因此,不知不觉间,对结果的关注进入了关于平等机会的讨论。现在坚持机会和结果不是一回事是没有用的,原因有两个。首先,关于正义和平等的辩论不仅仅是语义上的问题。回答斯蒂格利茨时指向字典似乎显得相当不真诚。其次,即使我们严格遵循词语的定义,“机会”这个词仍然是一个特别的障碍。“机会”在剑桥词典中的定义是“一种可能让你做你想做或必须做的事情的情境或时机,或者是做某事的可能性”。理论上,任何人都可以走进商店购买商品,但如果你没有钱,那么在任何实际意义上这都不是可能的。甚至可以说这是不可能的,因为缺乏资金。因此,虽然从定义上来看机会和结果的区别非常清楚,但在现实条件下却显得难以捉摸。
从这个角度来看,很快就会显而易见的是,对许多自由派人士而言,“机会”这个词意味着实现预期目标的实际可能性,而不仅仅是理论上的可能性。解决这场争论有三种潜在方式。第一种选择是在不考虑现实发生的情况下继续推广“平等机会”的理论。当像斯蒂格利茨这样的人抱怨缺乏“平等机会”时,我们可以简单地坚持认为只要没有发现明显的障碍,每个人的“机会”就被视为相等。如果我们把平等机会看作纯粹的理论愿望,那么人们的期望是否得到满足是无关紧要的。重要的是愿望本身,是梦想的表述。这是对那些抱怨由于种族、性别或性别而未能发挥潜力的人的典型回应——可以简单地要求他们指出任何阻碍他们前进的具体障碍。如果他们不能指出任何具体的障碍,那就意味着他们的机会必须被视为与其他任何人相同。这种方法吸引了许多保守派,但问题是它缺乏吸引力:给人一种忽视问题或草率否定他人关切的感觉。
第二种选择,更具政治吸引力,正在大多数先进国家今天展开,即立法追求平等机会,同时大胆衡量结果和成就差异,并非法设置配额和目标。这似乎是大多数司法管辖区达成的一种不稳定妥协,但它有一个缺点,那就是不诚实,更糟糕的是,与形式上的平等理想不兼容。
第三种选择将是“完全社会主义化”,并更加努力地实际使每个人的机会平等。

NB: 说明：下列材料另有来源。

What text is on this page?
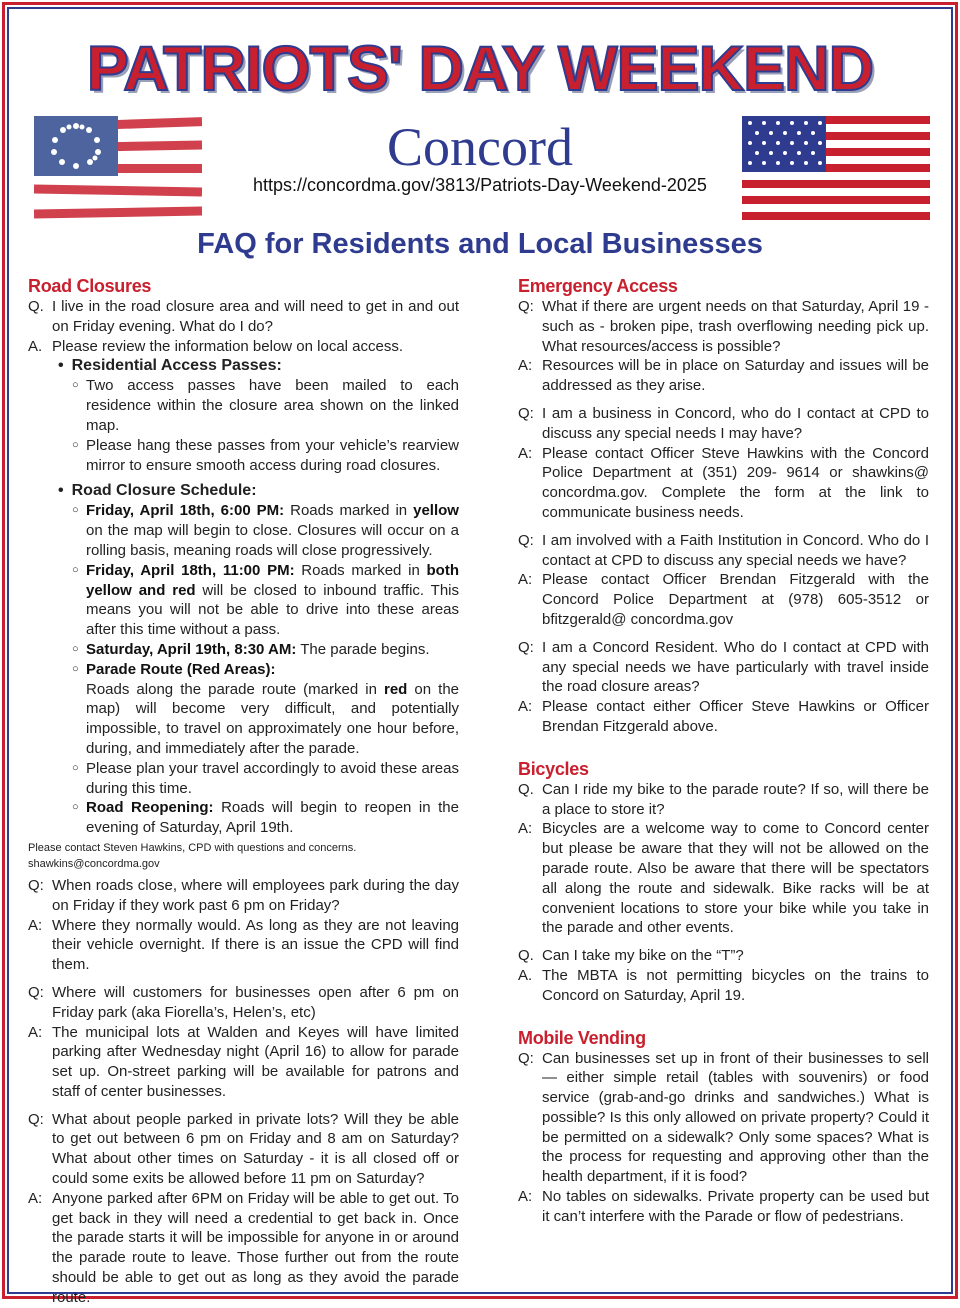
PATRIOTS' DAY WEEKEND
Concord
https://concordma.gov/3813/Patriots-Day-Weekend-2025
FAQ for Residents and Local Businesses
Road Closures
Q. I live in the road closure area and will need to get in and out on Friday evening. What do I do?
A. Please review the information below on local access.
• Residential Access Passes:
○ Two access passes have been mailed to each residence within the closure area shown on the linked map.
○ Please hang these passes from your vehicle’s rearview mirror to ensure smooth access during road closures.
• Road Closure Schedule:
○ Friday, April 18th, 6:00 PM: Roads marked in yellow on the map will begin to close. Closures will occur on a rolling basis, meaning roads will close progressively.
○ Friday, April 18th, 11:00 PM: Roads marked in both yellow and red will be closed to inbound traffic. This means you will not be able to drive into these areas after this time without a pass.
○ Saturday, April 19th, 8:30 AM: The parade begins.
○ Parade Route (Red Areas):
Roads along the parade route (marked in red on the map) will become very difficult, and potentially impossible, to travel on approximately one hour before, during, and immediately after the parade.
○ Please plan your travel accordingly to avoid these areas during this time.
○ Road Reopening: Roads will begin to reopen in the evening of Saturday, April 19th.
Please contact Steven Hawkins, CPD with questions and concerns. shawkins@concordma.gov
Q: When roads close, where will employees park during the day on Friday if they work past 6 pm on Friday?
A: Where they normally would. As long as they are not leaving their vehicle overnight. If there is an issue the CPD will find them.
Q: Where will customers for businesses open after 6 pm on Friday park (aka Fiorella’s, Helen’s, etc)
A: The municipal lots at Walden and Keyes will have limited parking after Wednesday night (April 16) to allow for parade set up. On-street parking will be available for patrons and staff of center businesses.
Q: What about people parked in private lots? Will they be able to get out between 6 pm on Friday and 8 am on Saturday? What about other times on Saturday - it is all closed off or could some exits be allowed before 11 pm on Saturday?
A: Anyone parked after 6PM on Friday will be able to get out. To get back in they will need a credential to get back in. Once the parade starts it will be impossible for anyone in or around the parade route to leave. Those further out from the route should be able to get out as long as they avoid the parade route.
Emergency Access
Q: What if there are urgent needs on that Saturday, April 19 - such as - broken pipe, trash overflowing needing pick up. What resources/access is possible?
A: Resources will be in place on Saturday and issues will be addressed as they arise.
Q: I am a business in Concord, who do I contact at CPD to discuss any special needs I may have?
A: Please contact Officer Steve Hawkins with the Concord Police Department at (351) 209- 9614 or shawkins@ concordma.gov. Complete the form at the link to communicate business needs.
Q: I am involved with a Faith Institution in Concord. Who do I contact at CPD to discuss any special needs we have?
A: Please contact Officer Brendan Fitzgerald with the Concord Police Department at (978) 605-3512 or bfitzgerald@ concordma.gov
Q: I am a Concord Resident. Who do I contact at CPD with any special needs we have particularly with travel inside the road closure areas?
A: Please contact either Officer Steve Hawkins or Officer Brendan Fitzgerald above.
Bicycles
Q. Can I ride my bike to the parade route? If so, will there be a place to store it?
A: Bicycles are a welcome way to come to Concord center but please be aware that they will not be allowed on the parade route. Also be aware that there will be spectators all along the route and sidewalk. Bike racks will be at convenient locations to store your bike while you take in the parade and other events.
Q. Can I take my bike on the “T”?
A. The MBTA is not permitting bicycles on the trains to Concord on Saturday, April 19.
Mobile Vending
Q: Can businesses set up in front of their businesses to sell — either simple retail (tables with souvenirs) or food service (grab-and-go drinks and sandwiches.) What is possible? Is this only allowed on private property? Could it be permitted on a sidewalk? Only some spaces? What is the process for requesting and approving other than the health department, if it is food?
A: No tables on sidewalks. Private property can be used but it can’t interfere with the Parade or flow of pedestrians.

这个问题显而易见——社会主义不起作用,总是以暴政和冲突告终。
为什么实际上不可能使机会平等?部分困难在于“机会”一词的含义。在詹姆斯·M·布坎南的著作《自由、市场与国家:1980年代的政治经济学》中,当他举例说明一个佃农有机会成为总统时,描述了“机会”的正式或理论概念——没有法律禁止佃农竞选总统,所以佃农有平等的机会成为总统。但布坎南认识到,大多数支持平等机会的人关心的不仅仅是法律障碍的缺失。他们寻求“正义”。他们不太可能被“理论上”他们有平等机会实现目标的论点所满足。
然而,正如布坎南观察到的那样,由于各种原因,“实际上”实现平等机会是不可能的。如果一名赛跑者没有接受过训练,他能赢得马拉松比赛吗?他赢得比赛的可能性与受过训练的赛跑者赢得比赛的可能性相等吗?布坎南举了一个游戏的例子——所有玩家都有“平等的机会”获胜吗?理论上,是的,只要规则对所有玩家都同样适用。但实际上,健康强壮的玩家的“机会”并不“平等”于虚弱病弱的玩家的“机会”。
布坎南指出,给较弱的玩家额外帮助以“平衡”他赢得比赛的机会的难度:因此,在布坎南提到的平等赢得游戏的机会的背景下,“不平等将继续存在;不同人有不同的机会。” 这甚至是在布坎南提到的其他因素之前,如出身、运气、努力和选择。所有这些都导致了一种情况,即在现实中,机会实际上无法平等化。
尽管有所有相反的证据,继续坚持每个人的机会都是“平等”的,我们必须用委婉的方式而不是描述性的语言使用词汇。我们必须将“平等机会”视为一个毫无意义的短语,表示没有歧视性规则的存在。但委婉的语言使用显得懦弱,往往鼓励不诚实。至少尝试说出我们的真实想法更为诚实。
因此,布坎南建议最好用“合理公平”的机会来表达。他认为,只要所有人都遵守相同的规则,机会可能是合理的公平,而不必完全平等:熟悉默里·罗斯巴德反对平均主义理念的读者会注意到,布坎南的“公平机会”观念难免会走上社会主义道路。布坎南提出的“可以采取的步骤”以给予每个人公平机会的想法包括重新分配税收的作用,而罗斯巴德认为所有形式的税收都是盗窃。正如大卫·戈登指出的那样,布坎南对公平机会的关注与约翰·罗尔斯的分配正义理念有很大重合。任何形式的强制性财富再分配都与罗斯巴德主张的自我所有权和私人财产是自由主义正义的基础的理论不兼容。